Things to do with Ramps, Part 4: Make hummus. Yes, still stuck on my ramps (ransoms, Bärlauch) kick and here is a quick and simple recipe that pulls out some of the suble garlicy flavor of the ramps. The grilled lemons add both acidity and sweetness. Comes together in 2-30 minutes and is a great addition to the usual pia chips or veggies. Note: I grilled the whole ramps but then only used the bulbs in the hummus, eating the greens on the side. You can use the whole ramps (bulbs and greens) in the hummus, but when I made it like that the first time, I thought that the greens actually made the hummus too green.
Ingredients
4 tablespoons olive oil, divided
2 large lemons, cut in half
8-10 ramps, bulbs and greens
1 can chickpeas, drained
1/3 cup tahini
1 1/2 tablespoons kosher salt
1/2 teaspoon Aleppo chili flakes
Directions
Clean ramps thoroughly and remove root, keeping as much of the bulb as you can. In a work bowl, toss the ramps with a tablespoon of olive oil. Heat your grill to moderately hot. Note that you can do this on an actual outdoor grill, but you will need a veggie grilling basket as the ramps will fall through, or you can do like I did and use a grill pan on the stove. Grill the ramps until the greens wilt and the bulb ends get a little color. Remove to a cutting board, sprinkle with a smidge of salt and allow to cool. Place the lemons, cut side down on the grill as well and sear for a few minutes to caramelize the juices. They are done when a little soft and have some nice char marks. Also let cool.

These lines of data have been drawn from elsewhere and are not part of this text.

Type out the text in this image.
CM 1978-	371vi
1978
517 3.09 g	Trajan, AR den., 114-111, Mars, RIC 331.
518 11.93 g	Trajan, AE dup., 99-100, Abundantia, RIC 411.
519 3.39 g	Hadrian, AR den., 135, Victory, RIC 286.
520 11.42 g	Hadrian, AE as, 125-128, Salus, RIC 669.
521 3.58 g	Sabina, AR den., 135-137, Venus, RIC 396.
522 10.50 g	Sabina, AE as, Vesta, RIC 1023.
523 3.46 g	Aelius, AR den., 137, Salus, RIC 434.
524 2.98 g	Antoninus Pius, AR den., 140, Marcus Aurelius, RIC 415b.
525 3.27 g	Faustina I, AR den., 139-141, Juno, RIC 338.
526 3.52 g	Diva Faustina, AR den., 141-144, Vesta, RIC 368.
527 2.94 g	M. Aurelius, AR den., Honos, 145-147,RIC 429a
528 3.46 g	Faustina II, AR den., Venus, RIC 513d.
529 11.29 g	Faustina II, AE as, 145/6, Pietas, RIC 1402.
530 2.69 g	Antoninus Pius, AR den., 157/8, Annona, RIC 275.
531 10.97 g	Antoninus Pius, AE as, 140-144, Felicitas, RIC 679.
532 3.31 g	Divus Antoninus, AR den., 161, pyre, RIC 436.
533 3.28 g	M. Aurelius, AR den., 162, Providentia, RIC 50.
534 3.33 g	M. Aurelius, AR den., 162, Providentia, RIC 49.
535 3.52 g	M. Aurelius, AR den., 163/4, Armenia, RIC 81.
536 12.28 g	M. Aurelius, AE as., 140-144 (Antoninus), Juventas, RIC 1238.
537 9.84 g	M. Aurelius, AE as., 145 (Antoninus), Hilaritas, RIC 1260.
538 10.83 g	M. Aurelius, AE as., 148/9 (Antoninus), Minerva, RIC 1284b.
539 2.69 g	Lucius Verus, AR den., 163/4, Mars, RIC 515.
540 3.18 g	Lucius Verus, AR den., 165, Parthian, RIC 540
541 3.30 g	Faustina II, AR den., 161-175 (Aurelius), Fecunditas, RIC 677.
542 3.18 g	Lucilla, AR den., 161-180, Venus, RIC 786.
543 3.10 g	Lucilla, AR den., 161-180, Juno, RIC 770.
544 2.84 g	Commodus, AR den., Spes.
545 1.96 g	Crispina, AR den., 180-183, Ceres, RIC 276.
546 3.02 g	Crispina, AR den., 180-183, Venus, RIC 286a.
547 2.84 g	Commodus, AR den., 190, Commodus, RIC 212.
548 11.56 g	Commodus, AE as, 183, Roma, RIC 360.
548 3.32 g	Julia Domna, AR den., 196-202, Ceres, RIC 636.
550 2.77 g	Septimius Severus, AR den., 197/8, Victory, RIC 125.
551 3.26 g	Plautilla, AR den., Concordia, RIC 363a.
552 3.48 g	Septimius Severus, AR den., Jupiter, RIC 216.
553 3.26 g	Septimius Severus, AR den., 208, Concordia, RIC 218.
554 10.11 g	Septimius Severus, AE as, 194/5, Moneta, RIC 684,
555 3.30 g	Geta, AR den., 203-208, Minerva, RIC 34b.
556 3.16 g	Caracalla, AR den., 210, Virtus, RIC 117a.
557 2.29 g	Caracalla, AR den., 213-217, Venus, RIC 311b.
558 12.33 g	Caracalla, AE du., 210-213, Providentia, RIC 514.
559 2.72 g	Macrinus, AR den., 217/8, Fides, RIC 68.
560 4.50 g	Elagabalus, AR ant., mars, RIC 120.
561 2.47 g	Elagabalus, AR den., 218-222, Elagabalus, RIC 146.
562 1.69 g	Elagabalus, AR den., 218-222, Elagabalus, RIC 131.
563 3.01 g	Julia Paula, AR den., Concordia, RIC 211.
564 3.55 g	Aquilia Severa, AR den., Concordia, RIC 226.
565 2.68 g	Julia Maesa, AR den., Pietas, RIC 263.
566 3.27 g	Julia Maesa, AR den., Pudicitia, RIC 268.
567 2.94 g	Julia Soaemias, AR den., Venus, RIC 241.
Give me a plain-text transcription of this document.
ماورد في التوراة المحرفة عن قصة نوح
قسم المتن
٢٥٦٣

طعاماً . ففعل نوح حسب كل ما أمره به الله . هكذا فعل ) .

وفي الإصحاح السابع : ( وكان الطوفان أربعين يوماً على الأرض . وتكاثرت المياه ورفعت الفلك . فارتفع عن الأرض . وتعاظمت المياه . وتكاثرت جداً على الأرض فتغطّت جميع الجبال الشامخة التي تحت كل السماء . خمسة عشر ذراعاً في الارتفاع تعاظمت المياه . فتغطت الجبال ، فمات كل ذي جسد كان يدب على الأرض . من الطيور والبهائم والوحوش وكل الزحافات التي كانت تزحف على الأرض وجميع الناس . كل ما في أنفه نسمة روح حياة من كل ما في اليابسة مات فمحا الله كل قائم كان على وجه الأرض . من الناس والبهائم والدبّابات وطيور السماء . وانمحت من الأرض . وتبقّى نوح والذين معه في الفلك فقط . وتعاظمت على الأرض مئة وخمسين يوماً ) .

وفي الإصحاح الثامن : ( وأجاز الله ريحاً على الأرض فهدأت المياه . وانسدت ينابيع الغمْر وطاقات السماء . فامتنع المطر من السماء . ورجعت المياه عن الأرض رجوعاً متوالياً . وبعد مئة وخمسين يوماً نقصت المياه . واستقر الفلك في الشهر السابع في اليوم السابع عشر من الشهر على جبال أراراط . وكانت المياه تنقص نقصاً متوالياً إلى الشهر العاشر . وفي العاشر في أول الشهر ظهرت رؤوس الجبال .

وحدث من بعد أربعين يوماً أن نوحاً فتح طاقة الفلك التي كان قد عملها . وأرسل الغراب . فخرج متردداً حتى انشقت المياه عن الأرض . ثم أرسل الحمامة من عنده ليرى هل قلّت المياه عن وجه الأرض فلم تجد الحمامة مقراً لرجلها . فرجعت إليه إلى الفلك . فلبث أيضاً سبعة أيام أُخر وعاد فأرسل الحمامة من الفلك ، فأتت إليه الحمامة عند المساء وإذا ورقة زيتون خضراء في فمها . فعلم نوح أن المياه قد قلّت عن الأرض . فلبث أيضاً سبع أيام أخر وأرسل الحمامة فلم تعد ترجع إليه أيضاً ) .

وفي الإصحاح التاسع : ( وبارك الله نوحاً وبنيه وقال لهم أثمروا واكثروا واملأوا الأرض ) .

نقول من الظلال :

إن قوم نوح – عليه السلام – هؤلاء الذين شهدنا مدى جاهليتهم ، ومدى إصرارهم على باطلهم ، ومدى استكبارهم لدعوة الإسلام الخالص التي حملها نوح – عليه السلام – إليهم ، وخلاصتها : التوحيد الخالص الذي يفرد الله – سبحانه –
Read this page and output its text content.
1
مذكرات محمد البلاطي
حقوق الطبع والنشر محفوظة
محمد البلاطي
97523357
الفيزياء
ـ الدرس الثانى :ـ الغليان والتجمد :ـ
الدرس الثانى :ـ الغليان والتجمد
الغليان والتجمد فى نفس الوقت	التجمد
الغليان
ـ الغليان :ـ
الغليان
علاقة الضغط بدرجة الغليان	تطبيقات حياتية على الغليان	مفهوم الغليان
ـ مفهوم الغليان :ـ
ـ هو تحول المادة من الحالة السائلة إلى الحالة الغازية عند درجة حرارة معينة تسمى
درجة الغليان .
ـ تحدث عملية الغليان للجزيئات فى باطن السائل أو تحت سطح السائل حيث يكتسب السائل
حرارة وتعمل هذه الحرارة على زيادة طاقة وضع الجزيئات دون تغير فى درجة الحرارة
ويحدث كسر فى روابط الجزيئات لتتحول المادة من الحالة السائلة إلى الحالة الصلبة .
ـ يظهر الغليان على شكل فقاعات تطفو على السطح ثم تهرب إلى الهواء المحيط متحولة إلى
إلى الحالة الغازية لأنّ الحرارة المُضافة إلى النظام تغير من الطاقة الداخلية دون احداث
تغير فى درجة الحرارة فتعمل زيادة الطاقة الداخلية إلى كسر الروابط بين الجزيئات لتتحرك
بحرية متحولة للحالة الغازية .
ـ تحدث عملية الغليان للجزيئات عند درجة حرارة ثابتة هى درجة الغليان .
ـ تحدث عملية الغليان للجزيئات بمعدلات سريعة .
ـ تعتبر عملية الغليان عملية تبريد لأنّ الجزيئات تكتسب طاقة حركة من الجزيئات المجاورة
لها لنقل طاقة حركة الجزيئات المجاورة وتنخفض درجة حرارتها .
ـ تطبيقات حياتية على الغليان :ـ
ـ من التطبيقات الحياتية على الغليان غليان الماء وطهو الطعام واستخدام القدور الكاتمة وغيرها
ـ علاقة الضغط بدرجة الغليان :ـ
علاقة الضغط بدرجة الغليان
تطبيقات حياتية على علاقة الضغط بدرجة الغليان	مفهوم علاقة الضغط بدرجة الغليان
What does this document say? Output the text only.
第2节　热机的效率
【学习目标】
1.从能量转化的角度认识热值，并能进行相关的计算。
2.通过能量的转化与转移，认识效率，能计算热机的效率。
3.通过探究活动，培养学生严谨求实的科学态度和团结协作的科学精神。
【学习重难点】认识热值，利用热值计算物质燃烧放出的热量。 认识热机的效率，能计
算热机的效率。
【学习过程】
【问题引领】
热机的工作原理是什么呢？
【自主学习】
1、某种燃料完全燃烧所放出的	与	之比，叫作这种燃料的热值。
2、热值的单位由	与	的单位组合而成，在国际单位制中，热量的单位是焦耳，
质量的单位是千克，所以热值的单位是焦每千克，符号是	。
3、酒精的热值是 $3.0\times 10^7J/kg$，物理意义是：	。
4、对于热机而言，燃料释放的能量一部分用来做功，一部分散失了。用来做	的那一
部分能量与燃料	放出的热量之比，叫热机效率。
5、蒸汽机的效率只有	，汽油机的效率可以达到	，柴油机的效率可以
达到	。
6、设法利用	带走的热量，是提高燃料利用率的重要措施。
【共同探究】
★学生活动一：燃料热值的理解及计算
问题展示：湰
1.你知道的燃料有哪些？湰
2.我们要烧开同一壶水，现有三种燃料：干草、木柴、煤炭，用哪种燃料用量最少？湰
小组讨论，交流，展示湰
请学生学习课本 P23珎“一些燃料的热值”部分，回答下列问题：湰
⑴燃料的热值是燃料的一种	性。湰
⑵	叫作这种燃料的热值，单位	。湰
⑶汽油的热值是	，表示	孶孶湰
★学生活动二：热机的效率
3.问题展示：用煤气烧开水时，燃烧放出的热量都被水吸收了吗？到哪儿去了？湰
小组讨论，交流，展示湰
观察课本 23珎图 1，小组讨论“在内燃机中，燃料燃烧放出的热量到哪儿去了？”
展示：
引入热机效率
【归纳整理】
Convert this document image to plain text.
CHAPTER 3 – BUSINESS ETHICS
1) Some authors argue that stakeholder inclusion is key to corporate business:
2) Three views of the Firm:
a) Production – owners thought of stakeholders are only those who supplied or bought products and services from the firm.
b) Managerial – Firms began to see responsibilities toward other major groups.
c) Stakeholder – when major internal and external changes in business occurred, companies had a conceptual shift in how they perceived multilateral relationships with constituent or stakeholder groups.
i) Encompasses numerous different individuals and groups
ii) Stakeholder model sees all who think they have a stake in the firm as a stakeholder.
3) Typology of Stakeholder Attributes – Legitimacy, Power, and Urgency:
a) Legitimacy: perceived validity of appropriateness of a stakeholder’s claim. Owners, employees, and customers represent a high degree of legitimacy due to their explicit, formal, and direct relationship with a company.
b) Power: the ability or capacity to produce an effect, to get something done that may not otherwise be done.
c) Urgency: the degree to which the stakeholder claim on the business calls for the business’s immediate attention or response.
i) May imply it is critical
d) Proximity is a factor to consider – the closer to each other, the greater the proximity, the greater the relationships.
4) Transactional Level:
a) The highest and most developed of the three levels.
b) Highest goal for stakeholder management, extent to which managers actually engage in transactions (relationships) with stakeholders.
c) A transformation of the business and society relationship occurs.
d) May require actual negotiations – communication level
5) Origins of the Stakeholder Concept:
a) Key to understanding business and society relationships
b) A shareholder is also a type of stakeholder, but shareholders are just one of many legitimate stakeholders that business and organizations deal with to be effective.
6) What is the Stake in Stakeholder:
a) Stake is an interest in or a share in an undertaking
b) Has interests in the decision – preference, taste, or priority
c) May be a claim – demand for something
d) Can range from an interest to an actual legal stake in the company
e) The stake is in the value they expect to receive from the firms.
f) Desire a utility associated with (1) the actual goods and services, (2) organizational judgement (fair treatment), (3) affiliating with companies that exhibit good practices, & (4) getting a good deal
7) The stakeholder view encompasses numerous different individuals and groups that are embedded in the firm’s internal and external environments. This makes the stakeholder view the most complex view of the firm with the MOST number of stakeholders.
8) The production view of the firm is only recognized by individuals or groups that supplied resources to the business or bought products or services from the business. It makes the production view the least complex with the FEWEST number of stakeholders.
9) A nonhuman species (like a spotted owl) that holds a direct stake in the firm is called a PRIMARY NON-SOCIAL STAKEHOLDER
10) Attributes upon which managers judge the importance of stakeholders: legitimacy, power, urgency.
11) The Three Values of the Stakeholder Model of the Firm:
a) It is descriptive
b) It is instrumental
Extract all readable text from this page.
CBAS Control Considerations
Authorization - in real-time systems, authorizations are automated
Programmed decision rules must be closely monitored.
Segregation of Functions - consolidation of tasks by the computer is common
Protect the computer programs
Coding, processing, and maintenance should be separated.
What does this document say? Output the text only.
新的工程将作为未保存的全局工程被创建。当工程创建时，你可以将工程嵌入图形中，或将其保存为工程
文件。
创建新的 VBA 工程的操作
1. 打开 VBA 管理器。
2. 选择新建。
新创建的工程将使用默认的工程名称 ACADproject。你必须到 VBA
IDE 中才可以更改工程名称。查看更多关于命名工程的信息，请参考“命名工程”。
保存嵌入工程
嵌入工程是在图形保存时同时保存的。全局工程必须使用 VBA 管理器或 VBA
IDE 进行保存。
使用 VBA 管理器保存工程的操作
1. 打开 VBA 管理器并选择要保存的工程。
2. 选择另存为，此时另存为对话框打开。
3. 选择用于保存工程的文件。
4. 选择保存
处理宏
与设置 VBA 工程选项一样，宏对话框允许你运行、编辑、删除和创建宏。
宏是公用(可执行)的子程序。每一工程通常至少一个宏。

Separate the greens from the bulbs of the ramps. You can actually use all of the greens and bulbs in the hummus, but I think that the color of the final product is off-putting, so only use the bulbs and part of the greens, reserving the remainder to eat along side the hummus.
Place chickpeas, grilled ramp bulbs and tahini in a food processor and process until you have a coarse mixture. Juice and add the lemon juice to the mixture process until smooth. Season with salt and chili flakes. If it looks a little dry, add a little more water and blend again. Taste and re-season as necessary.
To serve, simply place in a bowl, drizzle with remaining olive oil, a few more chili flakes and the grilled ramp greens. Serve with pita or veggies.